Primeiro, os autores colocaram astrócitos fetais humanos, derivados de tecido cerebral extraído, em placas de Petri e infectaram essas células com o HIV. Eles então injetaram as células infectadas no cérebro de ratos de laboratório, um conjunto de recém-nascidos e outro adulto. Eles descobriram que, em ambos os grupos de camundongos, os astrócitos infectados transmitiam o vírus para as células CD4 – um tipo de célula imune que ajuda a orquestrar a resposta imune do corpo e é alvo específico do vírus HIV.

Após detectar uma infecção dos astrócitos, as células CD4 infectadas migram do cérebro para outros tecidos. Quando “o cérebro já está semeado, o vírus pode sair e reimplantar os órgãos periféricos”, disse Al-Harthi.

Em particular, os autores observaram que o baço e os linfonodos são infectados como resultado desse processo. Ao bloquear o movimento das células CD4, os autores poderiam cortar essa cadeia de transmissão viral.

Para garantir que o vírus pudesse infectar os astrócitos por conta própria, sem a assistência deles, os autores também realizaram um experimento no qual injetaram astrócitos humanos saudáveis em camundongos e infectaram os animais com o HIV posteriormente. Nesse cenário, alguns astrócitos humanos ainda foram infectados e liberaram o HIV para o resto do corpo. Notavelmente, o vírus ainda pode escapar dos cérebros dos camundongos que receberam tratamento cART, “embora em níveis baixos”, em comparação aos camundongos não tratados. Se o tratamento foi interrompido, o vírus do cérebro desencadeou uma infecção total.
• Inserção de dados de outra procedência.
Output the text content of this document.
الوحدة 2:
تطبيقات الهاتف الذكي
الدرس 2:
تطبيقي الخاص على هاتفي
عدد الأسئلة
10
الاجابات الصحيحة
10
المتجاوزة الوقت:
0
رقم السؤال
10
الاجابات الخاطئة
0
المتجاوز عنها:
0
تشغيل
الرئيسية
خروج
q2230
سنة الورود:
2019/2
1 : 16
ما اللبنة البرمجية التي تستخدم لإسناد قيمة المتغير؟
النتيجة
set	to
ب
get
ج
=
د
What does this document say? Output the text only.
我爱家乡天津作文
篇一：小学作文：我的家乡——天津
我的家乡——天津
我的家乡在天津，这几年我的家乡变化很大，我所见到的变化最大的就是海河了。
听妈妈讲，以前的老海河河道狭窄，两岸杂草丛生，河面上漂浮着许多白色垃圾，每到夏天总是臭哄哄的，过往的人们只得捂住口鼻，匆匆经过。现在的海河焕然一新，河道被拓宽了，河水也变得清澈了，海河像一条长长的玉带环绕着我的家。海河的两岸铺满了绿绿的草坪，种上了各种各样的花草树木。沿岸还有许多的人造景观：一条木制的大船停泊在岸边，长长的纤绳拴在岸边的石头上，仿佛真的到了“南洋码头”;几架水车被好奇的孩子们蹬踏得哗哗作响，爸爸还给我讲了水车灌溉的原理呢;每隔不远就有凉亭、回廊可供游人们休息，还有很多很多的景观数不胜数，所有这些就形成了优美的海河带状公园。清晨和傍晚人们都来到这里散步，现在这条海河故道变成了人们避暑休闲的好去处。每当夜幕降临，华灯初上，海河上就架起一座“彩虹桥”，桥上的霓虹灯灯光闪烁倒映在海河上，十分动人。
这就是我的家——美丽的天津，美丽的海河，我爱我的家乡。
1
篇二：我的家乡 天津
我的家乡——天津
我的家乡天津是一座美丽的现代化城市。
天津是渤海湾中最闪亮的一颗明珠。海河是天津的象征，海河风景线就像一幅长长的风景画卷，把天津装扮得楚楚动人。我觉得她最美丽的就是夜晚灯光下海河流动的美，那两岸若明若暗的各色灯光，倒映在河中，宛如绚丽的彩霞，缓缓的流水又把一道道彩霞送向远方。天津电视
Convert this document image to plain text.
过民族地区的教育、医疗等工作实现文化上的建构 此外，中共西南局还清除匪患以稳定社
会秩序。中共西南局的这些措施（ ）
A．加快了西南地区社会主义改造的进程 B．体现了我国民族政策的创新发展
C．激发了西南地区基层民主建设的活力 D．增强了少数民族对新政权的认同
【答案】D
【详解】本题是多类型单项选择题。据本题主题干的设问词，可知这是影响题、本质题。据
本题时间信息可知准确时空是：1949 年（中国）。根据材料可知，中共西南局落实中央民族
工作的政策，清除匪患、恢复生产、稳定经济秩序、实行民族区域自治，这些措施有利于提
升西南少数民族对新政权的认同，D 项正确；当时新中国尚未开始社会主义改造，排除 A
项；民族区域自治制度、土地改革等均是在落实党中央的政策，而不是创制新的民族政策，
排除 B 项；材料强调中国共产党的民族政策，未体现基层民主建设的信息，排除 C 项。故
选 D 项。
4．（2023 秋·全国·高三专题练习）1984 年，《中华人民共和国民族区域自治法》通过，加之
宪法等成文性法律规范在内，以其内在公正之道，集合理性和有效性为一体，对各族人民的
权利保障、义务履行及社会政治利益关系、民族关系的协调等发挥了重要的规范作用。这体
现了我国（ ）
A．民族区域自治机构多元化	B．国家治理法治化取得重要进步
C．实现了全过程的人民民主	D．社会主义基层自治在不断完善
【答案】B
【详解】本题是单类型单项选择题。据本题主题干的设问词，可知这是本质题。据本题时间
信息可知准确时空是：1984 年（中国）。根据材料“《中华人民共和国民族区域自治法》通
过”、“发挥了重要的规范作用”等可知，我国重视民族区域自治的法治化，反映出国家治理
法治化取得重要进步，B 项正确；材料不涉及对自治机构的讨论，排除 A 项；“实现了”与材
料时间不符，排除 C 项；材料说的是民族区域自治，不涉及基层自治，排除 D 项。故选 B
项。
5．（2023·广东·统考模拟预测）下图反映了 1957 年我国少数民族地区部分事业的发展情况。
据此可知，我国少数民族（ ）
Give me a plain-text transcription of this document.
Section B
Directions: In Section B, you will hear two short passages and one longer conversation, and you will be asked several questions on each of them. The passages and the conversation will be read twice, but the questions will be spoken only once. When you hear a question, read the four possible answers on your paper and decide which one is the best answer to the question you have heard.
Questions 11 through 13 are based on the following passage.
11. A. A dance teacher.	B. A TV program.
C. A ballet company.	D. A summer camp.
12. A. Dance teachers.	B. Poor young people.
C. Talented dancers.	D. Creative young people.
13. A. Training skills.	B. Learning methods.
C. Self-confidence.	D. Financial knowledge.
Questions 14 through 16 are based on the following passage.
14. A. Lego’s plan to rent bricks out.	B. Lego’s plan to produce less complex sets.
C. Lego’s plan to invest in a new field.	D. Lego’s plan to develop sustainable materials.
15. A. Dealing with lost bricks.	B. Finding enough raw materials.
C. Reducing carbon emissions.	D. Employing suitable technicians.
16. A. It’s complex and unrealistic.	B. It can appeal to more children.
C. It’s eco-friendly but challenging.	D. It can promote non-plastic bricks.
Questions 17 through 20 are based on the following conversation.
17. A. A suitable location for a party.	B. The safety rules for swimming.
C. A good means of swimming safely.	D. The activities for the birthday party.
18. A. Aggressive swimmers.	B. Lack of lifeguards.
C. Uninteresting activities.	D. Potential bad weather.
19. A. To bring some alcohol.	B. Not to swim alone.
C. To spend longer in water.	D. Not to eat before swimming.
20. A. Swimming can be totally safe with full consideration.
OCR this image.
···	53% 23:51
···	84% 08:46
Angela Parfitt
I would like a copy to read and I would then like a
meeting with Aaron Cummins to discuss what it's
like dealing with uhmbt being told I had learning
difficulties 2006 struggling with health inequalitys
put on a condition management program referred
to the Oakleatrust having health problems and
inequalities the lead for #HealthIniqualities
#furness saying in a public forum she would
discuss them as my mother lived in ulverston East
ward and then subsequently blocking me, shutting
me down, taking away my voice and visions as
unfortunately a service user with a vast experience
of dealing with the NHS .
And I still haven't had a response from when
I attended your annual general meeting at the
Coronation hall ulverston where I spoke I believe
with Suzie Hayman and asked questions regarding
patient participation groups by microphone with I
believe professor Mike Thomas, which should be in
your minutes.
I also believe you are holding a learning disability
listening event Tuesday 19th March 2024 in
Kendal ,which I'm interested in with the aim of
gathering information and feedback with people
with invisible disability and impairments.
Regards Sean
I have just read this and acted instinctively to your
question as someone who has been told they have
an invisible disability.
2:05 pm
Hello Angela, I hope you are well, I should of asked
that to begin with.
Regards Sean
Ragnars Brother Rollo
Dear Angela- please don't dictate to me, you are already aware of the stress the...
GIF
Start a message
Para confirmar os aspectos de suas experiências com ratos, os autores examinaram os cérebros doados de quatro indivíduos infectados pelo HIV, todos os quais receberam tratamento cART eficaz. (O relatório não especificou como cada doador morreu, mas observou que o vírus foi efetivamente suprimido pelo cART no momento da morte.) A equipe descobriu que uma pequena porcentagem de astrócitos continha material genético do HIV em seus núcleos, indicando que as células tinham foi infectado.

Trabalhando em direção à cura

Muitas perguntas sobre astrócitos e HIV ainda precisam ser respondidas. Por exemplo, certos subtipos de astrócitos podem servir como reservatórios do HIV, enquanto outros não, disse Al-Harthi. E enquanto os experimentos com ratos demonstraram que o HIV pode sair do cérebro, a análise de tecidos post-mortem não pôde confirmar que o mesmo ocorre em humanos.

“Modelos animais, nenhum deles é perfeito”, então pode haver diferenças na maneira como a infecção se desenrola nas pessoas, disse Al-Harthi.

Por exemplo, durante a infecção natural pelo HIV, o vírus pode acumular mutações genéticas toda vez que se replicar, e o material genético necessário para a infecção pode ser perdido no processo, disse Ndhlovu. Para entender completamente o papel dos astrócitos no HIV, os pesquisadores precisarão determinar quanto do vírus presente nos astrócitos humanos pode realmente desencadear a infecção, disse ele.

Al-Harthi e sua equipe começaram a abordar essa questão examinando o tecido cerebral pós-morte e analisando quais segmentos do material genético do HIV poderiam ser encontrados no interior – mas mais estudos precisarão confirmar que o vírus encontrado é capaz de infectar células e migrar para outros órgãos no corpo, disse Ndhlovu. Além disso, os cientistas precisarão determinar a rota exata que o HIV leva para fora do cérebro para infectar outros órgãos, pois essas informações também serão cruciais para o desenvolvimento de tratamentos direcionados ao cérebro e a descoberta de uma cura bem-sucedida, acrescentou.